As for power, I also expect the PS5 to utilize the new Ryzen and Vega chips.  The PS4 uses a Jaguar CPU and a pared-down 7870 GPU.  The Jaguar launched the year the PS4 did, while the 7870 launched 2 years before it.  The Vega 10 launches this year, which would also be 2 years before the PS5.  And at 12.5 Tflops, probably 11-12 Tflops in the PS5 if it too is pared-down, that would be 6x-6.5x more powerful than an OG PS4, which is a good leap for next gen.  The Ryen 1700 is a significant upgrade over the Jaguar, where the Jaguar was not that big a leap over its predecessor, the Bobcat, in comparison.

The PS4 had a GPU based more or less off the Pitcairn chip because it fit its power constraints - that is, around 125W. The PS5 won't include a 250W GPU as the Vega 10 chip is going to be. In fact, it seems the Scorpio is quite strechting it as far as 14/16 nm GPUs and their power consumption are concerned. It is going to be as huge and demanding as the original PS3 or X360 SKUs, or more.
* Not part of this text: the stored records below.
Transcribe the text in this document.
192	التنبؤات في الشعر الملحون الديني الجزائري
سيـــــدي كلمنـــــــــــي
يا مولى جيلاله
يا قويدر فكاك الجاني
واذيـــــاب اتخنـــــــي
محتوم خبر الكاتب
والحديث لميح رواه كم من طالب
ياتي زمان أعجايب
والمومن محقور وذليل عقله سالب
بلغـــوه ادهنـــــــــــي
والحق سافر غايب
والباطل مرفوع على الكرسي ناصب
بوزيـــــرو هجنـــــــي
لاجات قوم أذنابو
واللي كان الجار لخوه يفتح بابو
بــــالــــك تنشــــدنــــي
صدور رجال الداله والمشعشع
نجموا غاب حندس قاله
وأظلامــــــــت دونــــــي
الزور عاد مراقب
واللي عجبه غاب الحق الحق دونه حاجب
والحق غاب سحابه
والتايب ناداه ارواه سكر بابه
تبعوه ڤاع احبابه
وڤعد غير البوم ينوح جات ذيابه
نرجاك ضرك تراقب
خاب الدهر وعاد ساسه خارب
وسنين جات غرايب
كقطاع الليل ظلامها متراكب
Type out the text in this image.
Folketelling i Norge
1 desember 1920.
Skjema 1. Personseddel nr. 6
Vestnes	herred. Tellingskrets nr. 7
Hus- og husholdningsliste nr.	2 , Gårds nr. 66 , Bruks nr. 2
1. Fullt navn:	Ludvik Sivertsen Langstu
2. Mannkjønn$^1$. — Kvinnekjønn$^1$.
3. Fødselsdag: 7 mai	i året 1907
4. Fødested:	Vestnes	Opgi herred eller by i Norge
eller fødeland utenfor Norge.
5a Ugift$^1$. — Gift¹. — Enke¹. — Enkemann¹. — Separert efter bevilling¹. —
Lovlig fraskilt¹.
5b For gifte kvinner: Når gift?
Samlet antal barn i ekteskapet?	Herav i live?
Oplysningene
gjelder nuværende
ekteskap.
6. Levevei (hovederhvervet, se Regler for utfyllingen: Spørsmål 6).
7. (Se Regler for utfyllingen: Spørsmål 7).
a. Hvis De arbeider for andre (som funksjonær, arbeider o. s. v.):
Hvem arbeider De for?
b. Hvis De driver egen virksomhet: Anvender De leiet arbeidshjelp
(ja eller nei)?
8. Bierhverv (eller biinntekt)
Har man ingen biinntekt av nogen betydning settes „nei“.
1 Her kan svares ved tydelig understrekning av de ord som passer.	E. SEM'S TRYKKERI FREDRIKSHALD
It is almost out of question it uses the same manufacturing architecture as the Scorpio if it is going to be more powerful. Yeah, it could have a better CPU and a newer GPU architecture, but that wouldn't make it too different to the Scorpio, it would be like X360 and PS3 all over again. So, it would need at least one die shrink that has been tested and proven on the market to significantly (33% to 100%) improve on what the Scorpio offers on graphics. Maybe one will be ready by the end of 2019. Maybe it won't.